Pope Francis' transition will be much smoother than others in the pontificate's bumpy two-millennium history.

-- In 897, Pope Stephen VI hated his deceased predecessor, Pope Formosus, so much he had his minions dig up his corpse. The new pope then held a mock trial for the old one, stripped the corpse of its vestments, cut off the two fingers that bestowed papal blessings and threw the body into the Tiber -- before he himself was strangled to death.

-- Pope Sergius III in the 10th century seized the papacy through armed force, and he had his imprisoned predecessor, Pope Leo V, strangled.

-- Alexander VI won the papacy just before the 16th-century Protestant Reformation by bribing cardinals and promising lucrative jobs. The cardinals who elected his successor included his illegitimate son.

POPES OF THE 20TH & 21ST CENTURIES

Pope Francis -- March 13, 2013-

Benedict XVI -- April 19, 2005-Feb. 28, 2013.

John Paul II -- Oct. 16, 1978-April 2, 2005.

John Paul I -- Aug. 26-Sept. 28, 1978.

Paul VI -- June 21, 1963-Aug. 6, 1978.

John XXIII -- Oct. 28, 1958-June 3, 1963.

Pius XII -- March 2, 1939-Oct. 9, 1958.

Pius XI -- Feb. 6, 1922-Feb. 10, 1939.

Benedict XV -- Sept. 3, 1914-Jan. 22, 1922.

Pius X -- Aug. 4, 1903-Aug. 20, 1914.

Leo XIII -- Feb. 20, 1878-July 20, 1903.

SEASONED PASTOR

In choosing a 76-year-old pope, the cardinals clearly decided that they didn't need a vigorous, young pope who would reign for decades but rather a seasoned, popular and humble pastor who would draw followers to the faith.

VISITING BENEDICT

Pope Francis will visit his predecessor Benedict XVI at the papal retreat in Castel Gandolfo south of Rome.

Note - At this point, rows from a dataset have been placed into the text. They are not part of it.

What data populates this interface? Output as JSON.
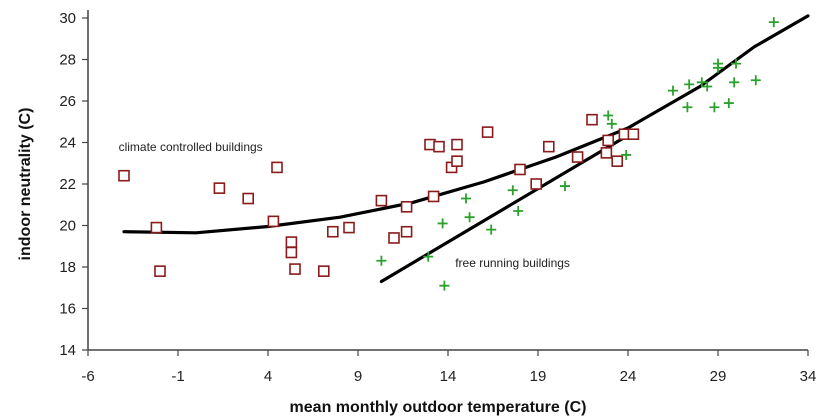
{
  "chart_data": {
    "type": "scatter",
    "title": "",
    "xlabel": "mean monthly outdoor temperature (C)",
    "ylabel": "indoor neutrality (C)",
    "xlim": [
      -6,
      34
    ],
    "ylim": [
      14,
      30
    ],
    "xticks": [
      -6,
      -1,
      4,
      9,
      14,
      19,
      24,
      29,
      34
    ],
    "yticks": [
      14,
      16,
      18,
      20,
      22,
      24,
      26,
      28,
      30
    ],
    "grid": false,
    "colors": {
      "climate_controlled": "#8b1a1a",
      "free_running": "#2ca02c",
      "fit_lines": "#000000",
      "axes": "#444444"
    },
    "series": [
      {
        "marker": "square",
        "points": [
          [
            -4.0,
            22.4
          ],
          [
            -2.2,
            19.9
          ],
          [
            -2.0,
            17.8
          ],
          [
            1.3,
            21.8
          ],
          [
            2.9,
            21.3
          ],
          [
            4.3,
            20.2
          ],
          [
            4.5,
            22.8
          ],
          [
            5.3,
            19.2
          ],
          [
            5.3,
            18.7
          ],
          [
            5.5,
            17.9
          ],
          [
            7.1,
            17.8
          ],
          [
            7.6,
            19.7
          ],
          [
            8.5,
            19.9
          ],
          [
            10.3,
            21.2
          ],
          [
            11.0,
            19.4
          ],
          [
            11.7,
            19.7
          ],
          [
            11.7,
            20.9
          ],
          [
            13.0,
            23.9
          ],
          [
            13.2,
            21.4
          ],
          [
            13.5,
            23.8
          ],
          [
            14.2,
            22.8
          ],
          [
            14.5,
            23.1
          ],
          [
            14.5,
            23.9
          ],
          [
            16.2,
            24.5
          ],
          [
            18.0,
            22.7
          ],
          [
            18.9,
            22.0
          ],
          [
            19.6,
            23.8
          ],
          [
            21.2,
            23.3
          ],
          [
            22.0,
            25.1
          ],
          [
            22.8,
            23.5
          ],
          [
            22.9,
            24.1
          ],
          [
            23.4,
            23.1
          ],
          [
            23.8,
            24.4
          ],
          [
            24.3,
            24.4
          ]
        ]
      },
      {
        "marker": "plus",
        "points": [
          [
            10.3,
            18.3
          ],
          [
            12.9,
            18.5
          ],
          [
            13.7,
            20.1
          ],
          [
            13.8,
            17.1
          ],
          [
            15.0,
            21.3
          ],
          [
            15.2,
            20.4
          ],
          [
            16.4,
            19.8
          ],
          [
            17.6,
            21.7
          ],
          [
            17.9,
            20.7
          ],
          [
            20.5,
            21.9
          ],
          [
            22.9,
            25.3
          ],
          [
            23.1,
            24.9
          ],
          [
            23.9,
            23.4
          ],
          [
            26.5,
            26.5
          ],
          [
            27.3,
            25.7
          ],
          [
            27.4,
            26.8
          ],
          [
            28.1,
            26.9
          ],
          [
            28.4,
            26.7
          ],
          [
            28.8,
            25.7
          ],
          [
            29.0,
            27.6
          ],
          [
            29.0,
            27.8
          ],
          [
            29.6,
            25.9
          ],
          [
            29.9,
            26.9
          ],
          [
            30.0,
            27.8
          ],
          [
            31.1,
            27.0
          ],
          [
            32.1,
            29.8
          ]
        ]
      }
    ],
    "fit_lines": [
      {
        "name": "climate controlled fit",
        "points": [
          [
            -4.0,
            19.7
          ],
          [
            0.0,
            19.65
          ],
          [
            4.0,
            19.95
          ],
          [
            8.0,
            20.4
          ],
          [
            12.0,
            21.1
          ],
          [
            16.0,
            22.1
          ],
          [
            20.0,
            23.3
          ],
          [
            24.0,
            24.7
          ],
          [
            28.0,
            26.7
          ],
          [
            31.0,
            28.6
          ],
          [
            34.0,
            30.1
          ]
        ]
      },
      {
        "name": "free running fit",
        "points": [
          [
            10.3,
            17.3
          ],
          [
            24.3,
            24.5
          ]
        ]
      }
    ],
    "annotations": [
      {
        "text": "climate controlled buildings",
        "x": -4.3,
        "y": 23.6
      },
      {
        "text": "free running buildings",
        "x": 14.4,
        "y": 18.0
      }
    ]
  }
}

U.S. Cardinal Timothy Dolan says Francis told fellow cardinals following the conclave that made him pope: "Tomorrow morning, I'm going to visit Benedict."

Benedict resigned on Feb. 28, becoming the first pope to do so in nearly 600 years.

WINNING OVER ROMANS

Before they even saw his face, Pope Francis had already won over the Roman masses.

The announcement that he would be known by the same name as St. Francis of Assisi, patron saint of Italy, sent the crowd into ecstasy.

He did even better with his first words, when Francis said the cardinals had reached to the "end of the earth" to find the bishop of Rome -- recalling the beloved Pope John Paul II, a Polish cardinal who told his first crowd in 1978 that cardinals had called him "from a far country."

The former Cardinal Jorge Bergoglio is the son of an Italian immigrant and his Italian is only lightly accented.